Call for fine-tuning of project
The Kwun Tong renewal project needs fine-tuning to become a sustainable development, an expert says, and should avoid privatised open space and the building of upmarket shopping malls that do not cater to the needs of low-income or elderly residents.
Existing developments surrounding the site, notably the five Millennium City commercial towers, had not taken account of the community's needs, said Thomas Chan Man-hung, head of the China Business Centre at Polytechnic University.
Dr Chan, who has conducted research on urban planning on the mainland, completed a government-funded study on sustainable development models covering Kwun Tong and Wong Tai Sin in October.
'These office towers and the big shopping mall are built for people living outside the area and young, middle-income residents. The old and the poor are excluded,' he said.
His research found that about 32 per cent of the households in Kwun Tong earn less than HK$10,000 a month, and a quarter of residents are older than 55.
The Urban Renewal Authority project must not repeat the mistake and make Yue Man Square, the core renewal site, too 'gentrified' for the community, he said.
Small shops, instead of another mall, should remain at street level to provide an affordable, diverse range of goods, he suggested, and a pedestrian zone should be created so that people had easy access to the shops.
On the 280-metre office tower planned by the authority, Dr Chan said the builder should avoid using too many glass walls, which were not energy efficient and were already banned in some parts of the mainland.

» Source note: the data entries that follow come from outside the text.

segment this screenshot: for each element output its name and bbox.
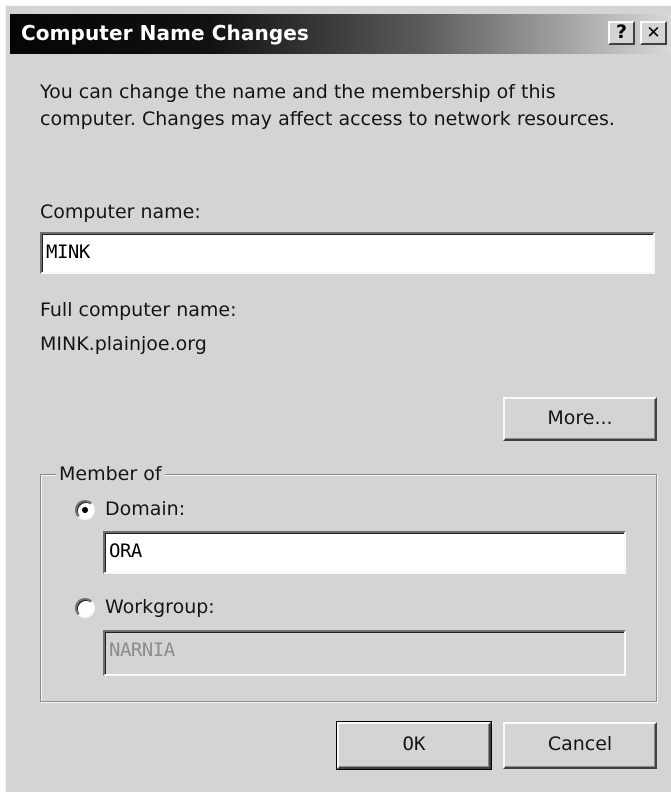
full-computer-name-value: MINK.plainjoe.org — [40, 333, 207, 355]
workgroup-label[interactable]: Workgroup: — [105, 594, 215, 621]
cancel-button[interactable]: Cancel — [503, 722, 657, 769]
help-button[interactable]: ? — [608, 21, 635, 45]
intro-line-1: You can change the name and the membersh… — [40, 81, 556, 103]
intro-text: You can change the name and the membersh… — [40, 79, 660, 133]
workgroup-radio[interactable] — [75, 598, 95, 618]
computer-name-input[interactable]: MINK — [40, 232, 655, 274]
window-title: Computer Name Changes — [21, 21, 309, 45]
close-icon: ✕ — [646, 23, 661, 43]
radio-selected-dot — [82, 507, 88, 513]
domain-label[interactable]: Domain: — [105, 496, 185, 523]
domain-input[interactable]: ORA — [103, 531, 626, 574]
workgroup-input: NARNIA — [103, 630, 626, 676]
intro-line-2: computer. Changes may affect access to n… — [40, 108, 615, 130]
ok-button[interactable]: OK — [336, 721, 492, 770]
full-computer-name-label: Full computer name: — [40, 299, 237, 321]
close-button[interactable]: ✕ — [640, 21, 667, 45]
computer-name-label: Computer name: — [40, 201, 201, 223]
member-of-label: Member of — [56, 460, 165, 488]
domain-radio[interactable] — [75, 500, 95, 520]
more-button[interactable]: More... — [503, 397, 657, 441]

Vertical greening would help to save energy.
Beyond the redevelopment site, the industrial area in the south should be revitalised to diversify the district economy, he said. Some of the industrial flats have in recent years been converted into art galleries and studios, such as Osage Gallery.
The Urban Renewal Authority has received Town Planning Board approval for its development plan, but it has yet to supply more detail.